In general, the basic requirements under MAR mirror the existing rules under MAD 2003. For instance, the definitions relating to insider trading and the requirement for issuers to disclose inside information as soon as possible largely remain the same. Several changes, however, will have significant implications for market participants.

Most notably, the MAR has an expanded scope. While the MAD 2003 applied only to financial instruments trading on regulated markets, the MAR also extends to new trading platforms (multilateral trading facilities and organised trading facilities), not just traditional stock exchanges. Furthermore, in the aftermath of the 2012 LIBOR manipulation scandal, the MAR and the MAD 2014 explicitly prohibit manipulation of benchmarks and make this an administrative and criminal offence, respectively, across the EU.

The MAR will also add some enhanced requirements. For instance, issuers will have to create and maintain records providing evidence that they are complying with rules for delaying disclosure of inside information. And there will be harmonised rules for the creation of lists of insiders. In addition to this, the MAR will require professionals arranging and carrying out transactions to report suspicious orders and maintain effective systems to detect suspicious orders and transactions. Furthermore, market operators and investment firms that operate a trading venue will have to set up and maintain systems for preventing and detecting market abuse and attempted market abuse.

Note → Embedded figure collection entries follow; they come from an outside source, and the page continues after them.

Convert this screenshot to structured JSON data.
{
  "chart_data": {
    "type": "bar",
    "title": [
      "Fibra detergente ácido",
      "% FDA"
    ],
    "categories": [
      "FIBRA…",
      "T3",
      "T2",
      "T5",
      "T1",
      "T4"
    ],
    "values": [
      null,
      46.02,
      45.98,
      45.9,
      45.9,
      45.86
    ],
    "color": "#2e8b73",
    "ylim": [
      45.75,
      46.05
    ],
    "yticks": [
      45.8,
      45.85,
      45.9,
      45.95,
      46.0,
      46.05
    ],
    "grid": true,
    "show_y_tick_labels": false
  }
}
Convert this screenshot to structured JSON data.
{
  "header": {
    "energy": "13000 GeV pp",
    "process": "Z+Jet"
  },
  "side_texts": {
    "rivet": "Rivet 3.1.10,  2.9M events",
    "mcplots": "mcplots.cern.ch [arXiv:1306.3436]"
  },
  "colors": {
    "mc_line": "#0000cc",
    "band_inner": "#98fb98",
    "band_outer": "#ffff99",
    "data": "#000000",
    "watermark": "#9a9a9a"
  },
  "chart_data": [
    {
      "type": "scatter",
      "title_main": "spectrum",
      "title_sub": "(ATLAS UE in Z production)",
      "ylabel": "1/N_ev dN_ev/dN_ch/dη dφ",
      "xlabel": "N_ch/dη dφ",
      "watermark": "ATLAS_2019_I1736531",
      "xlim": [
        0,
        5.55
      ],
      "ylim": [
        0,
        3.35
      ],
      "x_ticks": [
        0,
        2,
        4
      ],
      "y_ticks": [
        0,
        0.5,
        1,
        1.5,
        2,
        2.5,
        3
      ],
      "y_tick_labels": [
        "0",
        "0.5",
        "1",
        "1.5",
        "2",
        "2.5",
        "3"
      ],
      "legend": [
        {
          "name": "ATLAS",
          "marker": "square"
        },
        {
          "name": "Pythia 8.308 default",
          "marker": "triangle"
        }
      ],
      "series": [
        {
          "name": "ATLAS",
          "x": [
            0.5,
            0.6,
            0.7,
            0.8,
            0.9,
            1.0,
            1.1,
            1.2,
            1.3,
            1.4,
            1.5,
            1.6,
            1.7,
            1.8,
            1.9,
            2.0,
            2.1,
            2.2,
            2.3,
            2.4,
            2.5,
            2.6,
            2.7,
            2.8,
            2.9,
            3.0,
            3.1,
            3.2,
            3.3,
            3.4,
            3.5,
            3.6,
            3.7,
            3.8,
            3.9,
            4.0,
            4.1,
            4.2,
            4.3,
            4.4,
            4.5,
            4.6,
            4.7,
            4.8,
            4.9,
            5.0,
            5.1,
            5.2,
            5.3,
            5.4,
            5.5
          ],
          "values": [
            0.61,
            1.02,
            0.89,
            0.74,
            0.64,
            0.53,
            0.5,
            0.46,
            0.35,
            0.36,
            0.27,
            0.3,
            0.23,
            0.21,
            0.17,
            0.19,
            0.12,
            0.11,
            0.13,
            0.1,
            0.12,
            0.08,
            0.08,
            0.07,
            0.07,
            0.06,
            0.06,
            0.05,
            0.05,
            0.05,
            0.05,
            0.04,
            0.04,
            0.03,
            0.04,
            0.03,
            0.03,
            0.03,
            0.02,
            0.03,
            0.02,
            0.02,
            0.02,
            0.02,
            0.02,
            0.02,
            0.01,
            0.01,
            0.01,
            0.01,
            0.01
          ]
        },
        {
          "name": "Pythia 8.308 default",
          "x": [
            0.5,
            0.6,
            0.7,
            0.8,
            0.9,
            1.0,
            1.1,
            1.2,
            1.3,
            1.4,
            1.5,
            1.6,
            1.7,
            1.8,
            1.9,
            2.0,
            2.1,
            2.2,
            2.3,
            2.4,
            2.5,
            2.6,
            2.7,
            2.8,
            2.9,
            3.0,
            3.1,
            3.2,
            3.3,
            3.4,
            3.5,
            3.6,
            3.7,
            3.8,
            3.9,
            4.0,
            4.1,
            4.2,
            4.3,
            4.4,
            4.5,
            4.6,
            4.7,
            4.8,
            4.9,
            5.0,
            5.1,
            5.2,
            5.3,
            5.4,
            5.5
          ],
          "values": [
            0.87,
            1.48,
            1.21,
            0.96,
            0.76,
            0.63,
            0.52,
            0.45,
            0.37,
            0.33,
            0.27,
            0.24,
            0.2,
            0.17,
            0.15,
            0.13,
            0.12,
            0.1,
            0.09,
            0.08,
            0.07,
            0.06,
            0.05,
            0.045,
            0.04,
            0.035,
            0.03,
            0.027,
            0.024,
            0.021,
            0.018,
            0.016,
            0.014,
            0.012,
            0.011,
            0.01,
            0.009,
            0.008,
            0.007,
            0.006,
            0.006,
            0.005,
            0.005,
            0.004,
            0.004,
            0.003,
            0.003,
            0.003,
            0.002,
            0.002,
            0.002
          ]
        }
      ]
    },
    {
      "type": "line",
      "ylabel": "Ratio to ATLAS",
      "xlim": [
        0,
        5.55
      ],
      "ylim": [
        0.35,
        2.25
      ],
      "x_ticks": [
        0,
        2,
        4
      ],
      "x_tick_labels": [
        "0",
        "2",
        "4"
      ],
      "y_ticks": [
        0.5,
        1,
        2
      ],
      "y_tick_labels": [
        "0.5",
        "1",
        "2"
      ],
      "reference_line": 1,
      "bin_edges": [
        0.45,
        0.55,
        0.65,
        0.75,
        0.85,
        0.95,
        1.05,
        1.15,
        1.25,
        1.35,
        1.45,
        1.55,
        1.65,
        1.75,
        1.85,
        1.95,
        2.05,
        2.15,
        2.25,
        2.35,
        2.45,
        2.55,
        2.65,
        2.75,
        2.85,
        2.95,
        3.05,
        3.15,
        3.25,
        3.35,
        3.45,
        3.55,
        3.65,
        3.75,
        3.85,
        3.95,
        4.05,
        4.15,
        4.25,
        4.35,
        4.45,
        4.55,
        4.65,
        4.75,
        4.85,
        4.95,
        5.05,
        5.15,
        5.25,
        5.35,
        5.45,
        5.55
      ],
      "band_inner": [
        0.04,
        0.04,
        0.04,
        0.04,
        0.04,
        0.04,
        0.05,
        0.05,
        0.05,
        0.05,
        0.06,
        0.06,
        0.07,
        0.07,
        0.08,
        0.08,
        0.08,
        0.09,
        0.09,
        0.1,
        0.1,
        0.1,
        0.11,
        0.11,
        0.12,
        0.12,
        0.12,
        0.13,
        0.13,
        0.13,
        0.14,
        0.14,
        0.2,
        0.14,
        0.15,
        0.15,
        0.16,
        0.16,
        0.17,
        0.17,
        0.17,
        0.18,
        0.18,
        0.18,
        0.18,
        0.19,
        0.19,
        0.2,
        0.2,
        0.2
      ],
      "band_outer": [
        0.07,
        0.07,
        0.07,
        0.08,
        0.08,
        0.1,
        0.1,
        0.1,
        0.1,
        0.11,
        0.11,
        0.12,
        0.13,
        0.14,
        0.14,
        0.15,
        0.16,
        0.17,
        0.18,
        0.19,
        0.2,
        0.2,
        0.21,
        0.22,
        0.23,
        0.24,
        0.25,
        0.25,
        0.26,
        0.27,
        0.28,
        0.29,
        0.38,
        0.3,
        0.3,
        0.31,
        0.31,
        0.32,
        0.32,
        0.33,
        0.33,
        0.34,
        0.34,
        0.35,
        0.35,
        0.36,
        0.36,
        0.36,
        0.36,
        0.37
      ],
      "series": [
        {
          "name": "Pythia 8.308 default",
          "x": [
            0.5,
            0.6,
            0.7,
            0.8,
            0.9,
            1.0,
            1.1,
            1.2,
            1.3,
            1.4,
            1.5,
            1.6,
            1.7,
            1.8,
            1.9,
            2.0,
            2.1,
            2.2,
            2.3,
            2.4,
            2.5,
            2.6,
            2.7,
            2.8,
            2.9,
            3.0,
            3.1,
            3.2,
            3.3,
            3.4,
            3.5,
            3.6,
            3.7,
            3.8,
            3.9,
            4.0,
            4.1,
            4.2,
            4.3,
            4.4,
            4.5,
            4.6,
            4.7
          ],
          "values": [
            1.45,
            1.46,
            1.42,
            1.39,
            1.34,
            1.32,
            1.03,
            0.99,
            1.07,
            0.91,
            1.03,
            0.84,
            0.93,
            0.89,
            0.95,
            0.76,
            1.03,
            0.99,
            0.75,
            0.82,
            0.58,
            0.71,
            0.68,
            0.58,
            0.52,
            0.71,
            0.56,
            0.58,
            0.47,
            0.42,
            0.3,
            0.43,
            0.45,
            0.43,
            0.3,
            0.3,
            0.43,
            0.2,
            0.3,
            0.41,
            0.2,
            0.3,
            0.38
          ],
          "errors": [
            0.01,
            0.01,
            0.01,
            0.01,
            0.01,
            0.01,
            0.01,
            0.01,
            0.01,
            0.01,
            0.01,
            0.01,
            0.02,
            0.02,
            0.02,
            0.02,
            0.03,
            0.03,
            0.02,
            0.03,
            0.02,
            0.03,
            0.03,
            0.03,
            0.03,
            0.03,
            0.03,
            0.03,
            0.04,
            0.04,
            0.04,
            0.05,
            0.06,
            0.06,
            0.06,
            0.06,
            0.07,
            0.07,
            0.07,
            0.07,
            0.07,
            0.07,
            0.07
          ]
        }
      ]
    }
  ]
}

Transparency and protection of 'whistle-blowers'

In addition, the MAR contains broad transparency requirements. These include requirements for disclosing transactions by issuers' managers. MAR also requires producers and disseminators of investment recommendations to objectively present and to disclose their conflicts of interests. Moreover, MAR introduced the concept of closed periods – extending 30 days before the announcement of required interim or year-end financial reports – during which managers generally cannot trade in the issuer’s securities or related securities. Last but not least, as part of the MAR implementation the European Commission adopted rules to protect so-called 'whistle-blowers', i.e., people who report instances of potential or actual market abuse breaches.

Finally, market integrity will remain a major focus for European regulators, and EU market abuse rules are instrumental to maintaining confidence in the financial markets.